Untangling the Financial Costs of Esophageal Cancer

November 5, 2019
Naveed Saleh, MD, MS
Naveed Saleh, MD, MS

Researchers look at cost estimates stratified by stage, histology, and level of treatment.

Researchers took a detailed look at the costs of esophageal cancer treatment, in a study published in Cancer Medicine.

“Costs of esophageal cancer care have previously been estimated using medical claims data,” wrote authors, led by Angela C. Tramontano, Institute for Technology Assessment, Massachusetts General Hospital, Boston. “However, while phase‐specific cost estimates for esophageal cancer care are available in other countries, such as Canada, no comparable studies have been conducted, to our knowledge, in the US context.”

Tramontano et al. used the Surveillance, Epidemiology, and End Results (SEER)‐Medicare database to determine the costs of esophageal treatment between 1998 and 2013. Results were adjusted for 2018 levels of inflation and stratified according to age, diagnosis stage, histology, and treatment strategy in the Medicare population. From these results, trends were analyzed and comparisons were made.
Mean monthly total costs were highest in the 6-month terminal phase ($18,150) followed by staging ($8953) and initial treatment (mean $7731). They were lowest during the continuing phase (mean $2984).
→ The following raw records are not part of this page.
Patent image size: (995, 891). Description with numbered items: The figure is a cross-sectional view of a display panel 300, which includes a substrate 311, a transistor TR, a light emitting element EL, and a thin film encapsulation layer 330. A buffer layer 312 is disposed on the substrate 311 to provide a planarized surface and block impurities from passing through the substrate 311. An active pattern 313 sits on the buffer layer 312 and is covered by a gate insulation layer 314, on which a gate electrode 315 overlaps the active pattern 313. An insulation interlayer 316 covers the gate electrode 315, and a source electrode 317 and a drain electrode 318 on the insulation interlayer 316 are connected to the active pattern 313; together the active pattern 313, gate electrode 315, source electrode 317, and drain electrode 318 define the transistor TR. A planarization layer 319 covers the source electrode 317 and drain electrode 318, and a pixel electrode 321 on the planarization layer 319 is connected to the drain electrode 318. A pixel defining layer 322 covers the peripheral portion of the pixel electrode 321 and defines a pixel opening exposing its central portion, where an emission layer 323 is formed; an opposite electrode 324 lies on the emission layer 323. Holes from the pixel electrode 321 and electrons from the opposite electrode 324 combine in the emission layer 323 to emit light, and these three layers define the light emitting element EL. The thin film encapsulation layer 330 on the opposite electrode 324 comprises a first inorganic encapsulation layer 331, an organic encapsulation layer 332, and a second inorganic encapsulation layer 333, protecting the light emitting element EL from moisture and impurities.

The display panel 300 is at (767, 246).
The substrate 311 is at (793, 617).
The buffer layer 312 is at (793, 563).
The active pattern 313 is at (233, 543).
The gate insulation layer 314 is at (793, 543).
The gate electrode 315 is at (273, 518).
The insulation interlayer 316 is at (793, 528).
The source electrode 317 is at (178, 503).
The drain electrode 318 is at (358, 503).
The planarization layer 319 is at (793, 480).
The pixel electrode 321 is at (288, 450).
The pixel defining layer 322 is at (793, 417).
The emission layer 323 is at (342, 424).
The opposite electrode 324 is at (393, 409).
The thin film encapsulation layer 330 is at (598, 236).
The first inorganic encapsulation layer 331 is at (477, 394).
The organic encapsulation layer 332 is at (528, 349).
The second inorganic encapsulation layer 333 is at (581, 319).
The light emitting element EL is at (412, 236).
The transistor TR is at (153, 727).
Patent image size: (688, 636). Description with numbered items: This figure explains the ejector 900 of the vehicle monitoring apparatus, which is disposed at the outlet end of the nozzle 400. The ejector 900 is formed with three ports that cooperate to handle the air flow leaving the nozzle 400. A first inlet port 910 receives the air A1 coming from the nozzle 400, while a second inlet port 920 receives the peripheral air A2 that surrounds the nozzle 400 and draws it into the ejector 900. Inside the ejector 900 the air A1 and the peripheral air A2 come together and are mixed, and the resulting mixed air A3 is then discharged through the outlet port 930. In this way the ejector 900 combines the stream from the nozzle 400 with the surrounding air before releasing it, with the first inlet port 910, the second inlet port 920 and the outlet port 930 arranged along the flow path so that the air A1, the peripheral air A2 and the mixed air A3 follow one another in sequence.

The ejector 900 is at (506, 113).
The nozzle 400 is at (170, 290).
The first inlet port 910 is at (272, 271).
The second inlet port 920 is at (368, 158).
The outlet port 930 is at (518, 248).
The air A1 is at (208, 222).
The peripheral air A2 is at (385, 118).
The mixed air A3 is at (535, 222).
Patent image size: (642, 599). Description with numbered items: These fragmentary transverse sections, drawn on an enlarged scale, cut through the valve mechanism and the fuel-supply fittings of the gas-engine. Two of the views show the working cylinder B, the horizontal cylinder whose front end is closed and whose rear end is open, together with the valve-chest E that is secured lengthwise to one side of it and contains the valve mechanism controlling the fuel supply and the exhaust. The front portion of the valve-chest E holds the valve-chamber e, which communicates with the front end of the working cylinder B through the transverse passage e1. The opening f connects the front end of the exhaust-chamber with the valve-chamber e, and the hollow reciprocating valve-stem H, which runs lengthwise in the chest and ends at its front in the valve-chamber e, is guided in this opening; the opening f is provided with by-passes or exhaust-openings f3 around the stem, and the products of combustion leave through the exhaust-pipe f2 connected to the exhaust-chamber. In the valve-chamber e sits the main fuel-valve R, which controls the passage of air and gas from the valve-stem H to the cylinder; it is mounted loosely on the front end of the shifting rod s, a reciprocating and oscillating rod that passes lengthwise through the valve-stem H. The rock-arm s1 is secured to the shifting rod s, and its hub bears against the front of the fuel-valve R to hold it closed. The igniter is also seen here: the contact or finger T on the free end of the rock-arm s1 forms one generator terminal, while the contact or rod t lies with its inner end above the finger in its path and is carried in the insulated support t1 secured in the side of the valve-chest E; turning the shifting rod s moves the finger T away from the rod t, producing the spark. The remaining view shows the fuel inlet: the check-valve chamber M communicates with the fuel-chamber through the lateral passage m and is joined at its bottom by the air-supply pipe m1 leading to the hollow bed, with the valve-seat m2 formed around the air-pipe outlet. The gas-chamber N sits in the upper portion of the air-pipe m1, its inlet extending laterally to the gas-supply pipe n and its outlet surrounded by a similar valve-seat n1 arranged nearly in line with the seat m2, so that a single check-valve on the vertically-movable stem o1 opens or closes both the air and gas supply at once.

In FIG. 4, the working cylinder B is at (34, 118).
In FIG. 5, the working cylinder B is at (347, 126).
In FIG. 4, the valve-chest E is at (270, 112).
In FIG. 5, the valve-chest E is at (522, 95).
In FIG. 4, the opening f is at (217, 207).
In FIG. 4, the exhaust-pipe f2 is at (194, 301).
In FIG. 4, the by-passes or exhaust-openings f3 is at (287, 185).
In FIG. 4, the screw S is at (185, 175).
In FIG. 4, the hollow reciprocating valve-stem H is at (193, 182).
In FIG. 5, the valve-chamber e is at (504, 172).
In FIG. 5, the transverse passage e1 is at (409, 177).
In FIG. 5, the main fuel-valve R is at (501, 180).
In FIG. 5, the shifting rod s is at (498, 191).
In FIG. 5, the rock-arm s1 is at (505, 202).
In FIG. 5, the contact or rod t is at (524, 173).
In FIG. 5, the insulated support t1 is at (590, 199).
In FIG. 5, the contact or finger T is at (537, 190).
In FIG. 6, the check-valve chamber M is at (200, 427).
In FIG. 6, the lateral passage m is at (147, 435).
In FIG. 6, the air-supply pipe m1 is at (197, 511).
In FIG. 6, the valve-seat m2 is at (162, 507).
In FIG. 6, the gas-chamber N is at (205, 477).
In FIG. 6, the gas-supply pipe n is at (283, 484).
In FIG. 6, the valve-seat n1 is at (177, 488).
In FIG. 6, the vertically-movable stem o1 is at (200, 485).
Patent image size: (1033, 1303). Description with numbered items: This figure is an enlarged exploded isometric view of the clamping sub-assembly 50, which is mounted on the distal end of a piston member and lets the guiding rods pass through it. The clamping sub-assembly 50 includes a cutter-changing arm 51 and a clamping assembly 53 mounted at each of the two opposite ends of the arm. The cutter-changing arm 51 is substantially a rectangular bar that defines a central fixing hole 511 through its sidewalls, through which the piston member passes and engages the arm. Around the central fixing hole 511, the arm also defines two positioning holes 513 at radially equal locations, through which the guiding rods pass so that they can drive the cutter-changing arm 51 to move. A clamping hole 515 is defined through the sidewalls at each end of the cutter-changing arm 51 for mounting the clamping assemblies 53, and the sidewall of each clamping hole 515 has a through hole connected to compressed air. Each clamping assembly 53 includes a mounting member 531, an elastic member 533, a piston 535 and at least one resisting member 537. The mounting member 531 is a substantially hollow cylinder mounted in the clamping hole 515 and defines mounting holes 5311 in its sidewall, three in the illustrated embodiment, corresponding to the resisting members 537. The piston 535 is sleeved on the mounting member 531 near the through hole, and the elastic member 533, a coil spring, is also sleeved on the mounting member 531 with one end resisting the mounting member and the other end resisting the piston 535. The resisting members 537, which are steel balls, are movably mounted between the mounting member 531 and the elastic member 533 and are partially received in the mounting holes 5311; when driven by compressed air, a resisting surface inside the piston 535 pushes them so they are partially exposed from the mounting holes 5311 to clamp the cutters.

“This is possibly due to the high rates of chemoradiation among these patients, which would incur multiple visits over the course of the phase,” wrote the authors. “Costs were highest in the terminal phase; these high costs are consistent with studies that show high rates of aggressive care, such as hospitalizations and intensive care admissions, among cancer patients during the last months of life.”

Unpacking the results further, the lowest continuing phase cost was in stage I ($2338). The highest terminal phase costs were in stages II ($20 533) and III ($20,599). Stage IV had the most expensive initial phase cost ($9263).  Staging costs were most expensive in stage III ($9249), with stage II costs being nearly equal (mean $9171). Of note, cancer costs were stable during the length of the study and were unrelated to age for most differences in stage, histology, and treatment.

Tramontano et al. foresee future changes to pricing for a couple reasons. First, targeted screening programs have become more important, and these screening programs could shift stage distribution vis-à-vis treatment modalities. Second, novel treatment options are now available-including minimally invasive esophagectomy (MIE)-that offer alternatives to esophagectomy. With more options, patient choice increases leading to change in costs incurred, including due to decreased hospitalization and fewer complications.

Per the authors, the strengths of the current study include cost estimates stratified by stage, histology, and level of treatment. Limitations included use of SEER data which includes only patients aged 65 years or older diagnosed in specific geographic regions. Consequently, this data may not reflect the general US population. Interestingly, based on the study’s linear regression models, results from younger patients could be extrapolated, but this approach has yet to be validated. Another limitation was that it was unclear how much patient financial liability derived from Medigap coverage or out-of-pocket expenses.

“Our detailed cost estimate analysis demonstrates that the economic burden of esophageal cancer is significant across all stage and histology subgroups,” concluded the authors. “As treatment regimens continue to rapidly evolve, these up‐to‐date cost estimates can serve as an important baseline for healthcare systems and cancer control policy leaders to guide resource allocation in the present and future.”